Newly Introduced Legislation Seeks to Protect Certain Vietnamese Immigrants from Deportation

Rep. Lowenthal’s Honor Our Commitment Act would establish US-Vietnam MOU protections as law, is a step in the right direction
Washington, DC – Yesterday, Rep. Alan Lowenthal (CA-47) introduced the Honor Our Commitment Act, a move that would temporarily turn protections for refugees found in the memorandum of understanding (MOU) between the United States and Vietnam into law. Prior to the Trump Administration, the MOU was interpreted to exclude refugees who arrived in the United States prior to July 12, 1995, from deportation to Vietnam. Despite this precedent, the Trump Administration announced in 2018 that it would reinterpret the memorandum by choosing to ignore these protections in the MOU for pre-’95 Vietnamese immigrants from deportation. 

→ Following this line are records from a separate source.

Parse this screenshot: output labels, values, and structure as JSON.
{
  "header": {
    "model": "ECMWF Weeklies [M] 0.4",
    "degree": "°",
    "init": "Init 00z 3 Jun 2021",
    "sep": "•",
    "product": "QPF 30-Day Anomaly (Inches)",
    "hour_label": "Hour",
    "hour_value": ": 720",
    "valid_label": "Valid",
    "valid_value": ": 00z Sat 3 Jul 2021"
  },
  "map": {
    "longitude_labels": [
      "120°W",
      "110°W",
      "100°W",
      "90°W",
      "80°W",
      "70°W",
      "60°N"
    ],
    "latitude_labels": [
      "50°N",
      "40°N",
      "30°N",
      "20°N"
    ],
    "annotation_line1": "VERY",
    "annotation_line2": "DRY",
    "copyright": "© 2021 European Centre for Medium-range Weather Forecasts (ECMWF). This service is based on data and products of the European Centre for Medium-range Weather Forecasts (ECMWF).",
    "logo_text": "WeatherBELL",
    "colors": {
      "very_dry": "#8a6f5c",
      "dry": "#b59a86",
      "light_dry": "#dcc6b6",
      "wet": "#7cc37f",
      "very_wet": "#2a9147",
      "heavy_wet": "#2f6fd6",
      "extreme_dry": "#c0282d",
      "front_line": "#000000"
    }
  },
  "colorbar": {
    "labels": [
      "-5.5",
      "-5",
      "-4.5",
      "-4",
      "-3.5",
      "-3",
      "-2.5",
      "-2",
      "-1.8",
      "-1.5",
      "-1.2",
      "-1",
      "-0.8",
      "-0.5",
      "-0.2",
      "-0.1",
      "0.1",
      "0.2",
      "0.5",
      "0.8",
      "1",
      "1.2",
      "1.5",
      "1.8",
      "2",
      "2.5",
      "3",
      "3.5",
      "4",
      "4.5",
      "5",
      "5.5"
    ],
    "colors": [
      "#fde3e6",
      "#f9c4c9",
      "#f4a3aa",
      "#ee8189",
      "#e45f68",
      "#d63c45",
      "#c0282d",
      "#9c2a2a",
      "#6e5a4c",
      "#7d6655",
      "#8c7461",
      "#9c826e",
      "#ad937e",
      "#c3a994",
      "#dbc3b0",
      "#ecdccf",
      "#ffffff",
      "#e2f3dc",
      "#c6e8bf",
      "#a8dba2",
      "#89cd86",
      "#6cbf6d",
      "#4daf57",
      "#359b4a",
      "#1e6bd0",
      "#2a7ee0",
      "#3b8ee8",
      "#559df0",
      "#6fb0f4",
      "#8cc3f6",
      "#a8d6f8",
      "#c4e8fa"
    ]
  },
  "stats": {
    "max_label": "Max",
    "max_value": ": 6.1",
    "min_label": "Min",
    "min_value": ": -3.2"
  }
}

Rep. Lowenthal’s bill prevents the Department of Homeland Security (DHS) from detaining and deporting Vietnamese immigrants who resided in the United States prior to July 12, 1995, for two years. It also would require DHS to provide a written notice to all Vietnamese Americans with a final order of removal explaining the requirements to file a motion to reopen their cases.

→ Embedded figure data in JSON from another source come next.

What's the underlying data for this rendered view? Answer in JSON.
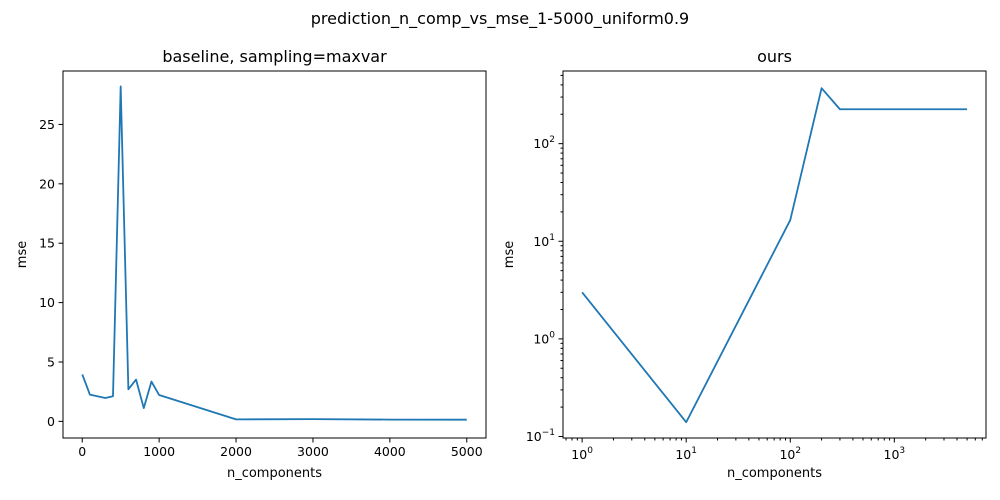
{
  "figure": {
    "suptitle": "prediction_n_comp_vs_mse_1-5000_uniform0.9"
  },
  "chart_data": [
    {
      "type": "line",
      "title": "baseline, sampling=maxvar",
      "xlabel": "n_components",
      "ylabel": "mse",
      "xscale": "linear",
      "yscale": "linear",
      "xlim": [
        -250,
        5250
      ],
      "ylim": [
        -1.4,
        29.5
      ],
      "xticks": [
        0,
        1000,
        2000,
        3000,
        4000,
        5000
      ],
      "xtick_labels": [
        "0",
        "1000",
        "2000",
        "3000",
        "4000",
        "5000"
      ],
      "yticks": [
        0,
        5,
        10,
        15,
        20,
        25
      ],
      "ytick_labels": [
        "0",
        "5",
        "10",
        "15",
        "20",
        "25"
      ],
      "grid": false,
      "series": [
        {
          "color": "#1f77b4",
          "x": [
            1,
            100,
            300,
            400,
            500,
            600,
            700,
            800,
            900,
            1000,
            2000,
            3000,
            4000,
            5000
          ],
          "y": [
            3.95,
            2.25,
            1.97,
            2.12,
            28.2,
            2.7,
            3.52,
            1.12,
            3.35,
            2.22,
            0.17,
            0.19,
            0.15,
            0.14
          ]
        }
      ]
    },
    {
      "type": "line",
      "title": "ours",
      "xlabel": "n_components",
      "ylabel": "mse",
      "xscale": "log",
      "yscale": "log",
      "xlim": [
        0.655,
        7600
      ],
      "ylim": [
        0.0965,
        555
      ],
      "xticks": [
        1,
        10,
        100,
        1000
      ],
      "xtick_labels": [
        {
          "base": "10",
          "exp": "0"
        },
        {
          "base": "10",
          "exp": "1"
        },
        {
          "base": "10",
          "exp": "2"
        },
        {
          "base": "10",
          "exp": "3"
        }
      ],
      "yticks": [
        0.1,
        1,
        10,
        100
      ],
      "ytick_labels": [
        {
          "base": "10",
          "exp": "−1"
        },
        {
          "base": "10",
          "exp": "0"
        },
        {
          "base": "10",
          "exp": "1"
        },
        {
          "base": "10",
          "exp": "2"
        }
      ],
      "grid": false,
      "series": [
        {
          "color": "#1f77b4",
          "x": [
            1,
            10,
            100,
            200,
            300,
            5000
          ],
          "y": [
            3.0,
            0.14,
            16.5,
            370,
            225,
            225
          ]
        }
      ]
    }
  ]
}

“We applaud Rep. Lowenthal for introducing this important bill. This Administration has shown that it is willing to ignore the longstanding interpretation that the US and Vietnam MOU protects Vietnamese refugees who resettled in the United States prior to 1995 from deportations,” said Quyen Dinh, executive director of SEARAC. “There is still much work to be done to prevent the deportations of all Southeast Asian refugees, but the Honor Our Commitment Act is a step in the right direction. As we commemorate the 45 years of Southeast Asian resettlement and resilience in America, we urge Congress to move quickly to prevent the detention and deportation of all refugees and immigrants by honoring our humanitarian commitment to freedom.”